Friederich Pascal, Dos Passos Gomes Gabriel, De Bin Riccardo, Aspuru-Guzik Alán, Balcells David
Chemical Physics Theory Group , Department of Chemistry , University of Toronto , Toronto , Ontario M5S 3H6 , Canada.
Institute of Nanotechnology , Karlsruhe Institute of Technology , Hermann-von-Helmholtz-Platz 1 , 76344 Eggenstein-Leopoldshafen , Germany.
Chem Sci. 2020 Apr 7;11(18):4584-4601. doi: 10.1039/d0sc00445f. eCollection 2020 May 14.

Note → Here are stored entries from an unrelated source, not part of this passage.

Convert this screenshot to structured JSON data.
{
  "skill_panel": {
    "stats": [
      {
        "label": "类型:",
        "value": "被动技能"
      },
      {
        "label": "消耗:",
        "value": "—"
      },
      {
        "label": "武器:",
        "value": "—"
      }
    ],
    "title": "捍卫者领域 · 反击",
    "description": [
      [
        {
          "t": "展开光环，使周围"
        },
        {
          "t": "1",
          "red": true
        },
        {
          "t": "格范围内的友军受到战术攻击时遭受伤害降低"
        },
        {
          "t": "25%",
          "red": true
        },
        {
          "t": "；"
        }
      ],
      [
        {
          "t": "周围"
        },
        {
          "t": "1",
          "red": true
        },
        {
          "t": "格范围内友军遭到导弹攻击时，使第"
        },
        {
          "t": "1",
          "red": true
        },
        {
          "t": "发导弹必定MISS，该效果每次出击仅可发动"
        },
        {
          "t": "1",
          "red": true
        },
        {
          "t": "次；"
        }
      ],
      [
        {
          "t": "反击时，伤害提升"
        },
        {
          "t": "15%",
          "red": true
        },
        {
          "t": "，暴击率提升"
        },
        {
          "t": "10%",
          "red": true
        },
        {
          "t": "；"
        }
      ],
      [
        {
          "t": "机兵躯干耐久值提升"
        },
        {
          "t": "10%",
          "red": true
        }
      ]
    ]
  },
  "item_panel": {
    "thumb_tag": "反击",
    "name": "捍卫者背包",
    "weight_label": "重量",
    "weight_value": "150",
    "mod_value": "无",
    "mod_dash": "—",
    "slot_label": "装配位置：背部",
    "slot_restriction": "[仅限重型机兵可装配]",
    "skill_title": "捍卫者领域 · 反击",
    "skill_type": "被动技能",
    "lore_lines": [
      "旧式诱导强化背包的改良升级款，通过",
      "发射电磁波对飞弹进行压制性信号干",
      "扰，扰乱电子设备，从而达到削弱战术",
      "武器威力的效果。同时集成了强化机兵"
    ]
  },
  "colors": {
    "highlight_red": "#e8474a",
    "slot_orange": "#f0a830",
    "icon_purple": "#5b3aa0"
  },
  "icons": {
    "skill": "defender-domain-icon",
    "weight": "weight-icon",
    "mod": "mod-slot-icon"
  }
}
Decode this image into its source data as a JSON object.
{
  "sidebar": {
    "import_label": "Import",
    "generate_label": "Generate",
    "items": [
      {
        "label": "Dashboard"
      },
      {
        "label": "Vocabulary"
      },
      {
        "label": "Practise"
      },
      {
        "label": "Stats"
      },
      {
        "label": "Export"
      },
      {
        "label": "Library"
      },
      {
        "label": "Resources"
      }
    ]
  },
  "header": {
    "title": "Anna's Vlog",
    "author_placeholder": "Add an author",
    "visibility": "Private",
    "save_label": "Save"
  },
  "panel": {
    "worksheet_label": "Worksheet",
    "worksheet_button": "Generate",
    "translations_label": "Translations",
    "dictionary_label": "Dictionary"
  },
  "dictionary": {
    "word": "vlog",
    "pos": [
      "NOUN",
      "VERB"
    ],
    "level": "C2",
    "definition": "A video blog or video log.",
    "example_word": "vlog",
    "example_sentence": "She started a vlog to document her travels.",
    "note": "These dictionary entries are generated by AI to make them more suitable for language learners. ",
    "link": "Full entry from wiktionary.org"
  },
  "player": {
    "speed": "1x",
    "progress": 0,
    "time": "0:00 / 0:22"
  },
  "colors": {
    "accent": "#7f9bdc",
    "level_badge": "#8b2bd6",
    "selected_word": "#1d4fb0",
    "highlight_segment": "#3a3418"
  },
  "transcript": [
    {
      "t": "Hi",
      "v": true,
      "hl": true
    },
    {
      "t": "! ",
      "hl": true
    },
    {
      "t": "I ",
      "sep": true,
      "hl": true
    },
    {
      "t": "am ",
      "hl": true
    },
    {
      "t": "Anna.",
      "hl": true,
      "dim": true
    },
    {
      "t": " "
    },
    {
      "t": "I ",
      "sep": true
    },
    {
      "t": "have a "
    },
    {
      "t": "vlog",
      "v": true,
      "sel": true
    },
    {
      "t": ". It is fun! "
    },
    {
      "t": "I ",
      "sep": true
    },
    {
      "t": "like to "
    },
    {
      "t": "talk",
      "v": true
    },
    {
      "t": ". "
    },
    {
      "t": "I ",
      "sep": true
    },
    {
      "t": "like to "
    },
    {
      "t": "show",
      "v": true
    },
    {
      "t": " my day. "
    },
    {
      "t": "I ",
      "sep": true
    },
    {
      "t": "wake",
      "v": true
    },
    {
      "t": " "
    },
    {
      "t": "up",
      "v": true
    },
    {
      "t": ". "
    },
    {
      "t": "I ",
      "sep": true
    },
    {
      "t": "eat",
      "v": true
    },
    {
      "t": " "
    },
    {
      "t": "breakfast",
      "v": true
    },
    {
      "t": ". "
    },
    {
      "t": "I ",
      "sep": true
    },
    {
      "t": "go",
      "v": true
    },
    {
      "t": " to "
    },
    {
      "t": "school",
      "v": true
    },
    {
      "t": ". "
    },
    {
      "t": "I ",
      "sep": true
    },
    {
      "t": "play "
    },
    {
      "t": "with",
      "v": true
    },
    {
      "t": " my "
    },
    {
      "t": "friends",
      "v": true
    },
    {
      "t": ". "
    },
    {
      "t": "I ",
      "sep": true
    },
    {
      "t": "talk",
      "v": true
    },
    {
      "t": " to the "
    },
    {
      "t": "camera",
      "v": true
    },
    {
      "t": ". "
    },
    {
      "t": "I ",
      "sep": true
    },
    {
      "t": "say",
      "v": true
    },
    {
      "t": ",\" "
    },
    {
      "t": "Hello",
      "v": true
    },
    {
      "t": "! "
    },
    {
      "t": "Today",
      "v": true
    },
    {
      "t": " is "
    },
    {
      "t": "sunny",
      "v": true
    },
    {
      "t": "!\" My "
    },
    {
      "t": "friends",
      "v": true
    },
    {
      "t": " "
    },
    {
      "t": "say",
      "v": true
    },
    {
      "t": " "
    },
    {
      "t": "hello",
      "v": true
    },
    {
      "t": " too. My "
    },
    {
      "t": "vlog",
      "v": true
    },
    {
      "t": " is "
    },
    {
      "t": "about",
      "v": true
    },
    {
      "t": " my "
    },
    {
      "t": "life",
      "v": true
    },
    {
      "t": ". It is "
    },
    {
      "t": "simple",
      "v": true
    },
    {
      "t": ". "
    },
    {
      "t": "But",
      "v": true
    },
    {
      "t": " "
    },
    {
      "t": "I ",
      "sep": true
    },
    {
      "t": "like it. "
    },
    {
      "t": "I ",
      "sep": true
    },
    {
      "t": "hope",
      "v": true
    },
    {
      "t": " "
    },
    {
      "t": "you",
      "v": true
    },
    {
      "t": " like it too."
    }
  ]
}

Homogeneous catalysis using transition metal complexes is ubiquitously used for organic synthesis, as well as technologically relevant in applications such as water splitting and CO reduction. The key steps underlying homogeneous catalysis require a specific combination of electronic and steric effects from the ligands bound to the metal center. Finding the optimal combination of ligands is a challenging task due to the exceedingly large number of possibilities and the non-trivial ligand-ligand interactions. The classic example of Vaska's complex, -[Ir(PPh)(CO)(Cl)], illustrates this scenario. The ligands of this species activate iridium for the oxidative addition of hydrogen, yielding the dihydride -[Ir(H)(PPh)(CO)(Cl)] complex. Despite the simplicity of this system, thousands of derivatives can be formulated for the activation of H, with a limited number of ligands belonging to the same general categories found in the original complex. In this work, we show how DFT and machine learning (ML) methods can be combined to enable the prediction of reactivity within large chemical spaces containing thousands of complexes. In a space of 2574 species derived from Vaska's complex, data from DFT calculations are used to train and test ML models that predict the H-activation barrier. In contrast to experiments and calculations requiring several days to be completed, the ML models were trained and used on a laptop on a time-scale of minutes. As a first approach, we combined Bayesian-optimized artificial neural networks (ANN) with features derived from autocorrelation and deltametric functions. The resulting ANNs achieved high accuracies, with mean absolute errors (MAE) between 1 and 2 kcal mol, depending on the size of the training set. By using a Gaussian process (GP) model trained with a set of selected features, including fingerprints, accuracy was further enhanced. Remarkably, this GP model minimized the MAE below 1 kcal mol, by using only 20% or less of the data available for training. The gradient boosting (GB) method was also used to assess the relevance of the features, which was used for both feature selection and model interpretation purposes. Features accounting for chemical composition, atom size and electronegativity were found to be the most determinant in the predictions. Further, the ligand fragments with the strongest influence on the H-activation barrier were identified.
使用过渡金属配合物的均相催化在有机合成中广泛应用,在诸如水分解和一氧化碳还原等技术相关应用中也很重要。均相催化的关键步骤需要与金属中心结合的配体具有特定的电子效应和空间效应组合。由于可能性数量极多且配体 - 配体相互作用复杂,找到配体的最佳组合是一项具有挑战性的任务。瓦卡配合物(- [Ir(PPh)(CO)(Cl)])就是一个典型例子。该物种的配体使铱活化以进行氢的氧化加成,生成二氢化物 - [Ir(H)(PPh)(CO)(Cl)] 配合物。尽管这个体系很简单,但可以设计出数千种用于氢活化的衍生物,其中属于原始配合物中相同一般类别的配体数量有限。在这项工作中,我们展示了如何将密度泛函理论(DFT)和机器学习(ML)方法相结合,以预测包含数千种配合物的大化学空间内的反应活性。在源自瓦卡配合物的2574种物质的空间中,DFT计算数据用于训练和测试预测氢活化能垒的ML模型。与需要数天才能完成的实验和计算不同,ML模型在笔记本电脑上以分钟为时间尺度进行训练和使用。作为第一种方法,我们将贝叶斯优化的人工神经网络(ANN)与自相关和增量函数衍生的特征相结合。所得的人工神经网络实现了高精度,平均绝对误差(MAE)在1至2千卡/摩尔之间,具体取决于训练集的大小。通过使用用一组选定特征(包括指纹)训练的高斯过程(GP)模型,准确性进一步提高。值得注意的是,该GP模型仅使用20%或更少的可用训练数据,就将MAE最小化至低于1千卡/摩尔。梯度提升(GB)方法也用于评估特征的相关性,该方法用于特征选择和模型解释目的。发现解释化学成分、原子大小和电负性的特征在预测中最为关键。此外,还确定了对氢活化能垒影响最大的配体片段。